At the end of the study, regardless of the amount of cloves consumed, all those who ingested cloves showed a drop in glucose, triglycerides and LDL (“bad”) cholesterol levels. Blood levels of HDL (“good”) cholesterol were not affected among the clove eaters. Those who did not ingest cloves experienced no changes.

“The people who would benefit the most are those who have impairments in their blood sugar,” said Richardson. “These are the 40 million people with metabolic syndrome who are pre-diabetic, people with type 2 diabetes, and even the severely diabetic and the severely overweight – although they may not benefit as much because the impairments in their insulin are much, much worse.”

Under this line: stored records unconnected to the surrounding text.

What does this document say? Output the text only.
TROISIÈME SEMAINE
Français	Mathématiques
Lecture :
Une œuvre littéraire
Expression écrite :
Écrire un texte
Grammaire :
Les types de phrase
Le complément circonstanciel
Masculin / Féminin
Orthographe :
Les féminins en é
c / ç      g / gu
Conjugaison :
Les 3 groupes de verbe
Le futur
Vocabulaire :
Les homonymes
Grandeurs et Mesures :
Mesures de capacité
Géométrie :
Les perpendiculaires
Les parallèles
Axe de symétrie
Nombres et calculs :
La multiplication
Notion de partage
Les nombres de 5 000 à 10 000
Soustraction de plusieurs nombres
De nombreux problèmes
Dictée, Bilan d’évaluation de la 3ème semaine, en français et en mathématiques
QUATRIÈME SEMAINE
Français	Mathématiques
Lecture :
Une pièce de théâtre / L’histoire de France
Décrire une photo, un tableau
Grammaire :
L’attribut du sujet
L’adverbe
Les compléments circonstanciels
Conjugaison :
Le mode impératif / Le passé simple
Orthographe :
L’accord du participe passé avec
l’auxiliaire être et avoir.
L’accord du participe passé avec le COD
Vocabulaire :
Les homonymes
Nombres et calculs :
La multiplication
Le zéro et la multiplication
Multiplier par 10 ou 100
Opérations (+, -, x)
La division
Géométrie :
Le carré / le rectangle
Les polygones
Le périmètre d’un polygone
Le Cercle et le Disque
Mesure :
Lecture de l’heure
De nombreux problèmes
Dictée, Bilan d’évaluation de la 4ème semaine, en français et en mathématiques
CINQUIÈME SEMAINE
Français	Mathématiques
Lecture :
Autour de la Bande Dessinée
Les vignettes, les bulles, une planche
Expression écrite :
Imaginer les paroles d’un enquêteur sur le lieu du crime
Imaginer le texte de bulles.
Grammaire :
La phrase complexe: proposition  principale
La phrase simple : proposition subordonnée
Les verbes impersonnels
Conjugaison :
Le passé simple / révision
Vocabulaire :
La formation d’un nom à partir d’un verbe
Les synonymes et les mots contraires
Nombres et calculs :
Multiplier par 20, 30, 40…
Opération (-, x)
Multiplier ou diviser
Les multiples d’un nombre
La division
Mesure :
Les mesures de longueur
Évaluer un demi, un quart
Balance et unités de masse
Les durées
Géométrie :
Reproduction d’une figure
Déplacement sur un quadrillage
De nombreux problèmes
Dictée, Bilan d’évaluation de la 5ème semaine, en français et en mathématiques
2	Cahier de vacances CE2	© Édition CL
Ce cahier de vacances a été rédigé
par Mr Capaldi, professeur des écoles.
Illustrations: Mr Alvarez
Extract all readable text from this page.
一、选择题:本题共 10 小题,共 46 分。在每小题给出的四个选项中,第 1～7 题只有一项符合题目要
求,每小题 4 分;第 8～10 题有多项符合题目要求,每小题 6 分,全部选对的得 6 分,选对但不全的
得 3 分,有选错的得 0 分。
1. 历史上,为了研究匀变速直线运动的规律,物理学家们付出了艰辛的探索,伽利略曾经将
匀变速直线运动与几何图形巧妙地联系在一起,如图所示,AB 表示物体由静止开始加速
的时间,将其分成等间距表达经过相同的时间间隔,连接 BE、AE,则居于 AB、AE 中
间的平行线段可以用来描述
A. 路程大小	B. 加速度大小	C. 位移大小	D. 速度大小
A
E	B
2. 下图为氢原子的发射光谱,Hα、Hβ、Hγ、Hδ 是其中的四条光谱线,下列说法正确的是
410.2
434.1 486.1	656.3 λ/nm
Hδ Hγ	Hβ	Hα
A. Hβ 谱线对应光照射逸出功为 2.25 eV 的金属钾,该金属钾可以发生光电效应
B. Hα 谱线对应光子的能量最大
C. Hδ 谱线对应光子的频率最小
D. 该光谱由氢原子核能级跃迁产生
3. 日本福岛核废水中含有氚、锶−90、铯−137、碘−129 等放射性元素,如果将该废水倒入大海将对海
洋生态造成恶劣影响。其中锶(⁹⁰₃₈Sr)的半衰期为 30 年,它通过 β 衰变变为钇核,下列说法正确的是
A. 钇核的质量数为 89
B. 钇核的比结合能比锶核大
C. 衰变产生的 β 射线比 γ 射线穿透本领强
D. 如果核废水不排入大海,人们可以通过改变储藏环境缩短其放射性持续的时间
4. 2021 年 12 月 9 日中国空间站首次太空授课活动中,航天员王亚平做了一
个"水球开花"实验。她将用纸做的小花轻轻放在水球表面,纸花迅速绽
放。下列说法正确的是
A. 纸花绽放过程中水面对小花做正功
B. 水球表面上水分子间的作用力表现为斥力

Richardson cautioned, however, that consumers should not simply start dousing their food with cloves and cinnamon. He noted, for example, that cinnamon in powder form is rendered ineffective by contact with saliva, and its lack of solubility in water can result in an unwanted build up of the spice in the body.

Instead …

Stud an onion with several cloves when making a homemade sauce, stock, broth or stew.
Embed a few cloves into a piece of meat before cooking.
Add to cauliflower, broccoli or cabbage dishes (this will aid digestion).
Use cloves to make bread sauce.
Use cloves to make mincemeat or a Christmas pudding.
Add ground cloves to biscuit or cake dough for a spicy sweet treat.
Add to your mulled wine ingredients.
Use cloves in your apple sauce.
Add to stewed fruits such as apples or rhubarb.
Add to barbeque style sauces.
Flavor soups with whole cloves.
Flavor boiled or fried rice with several cloves.
Use to make sweet breads or muffins.
Add to pumpkin or sweet potato pie.
Add to curries and other spicy foods.
Add to rice pudding and other milk-based sweet dishes.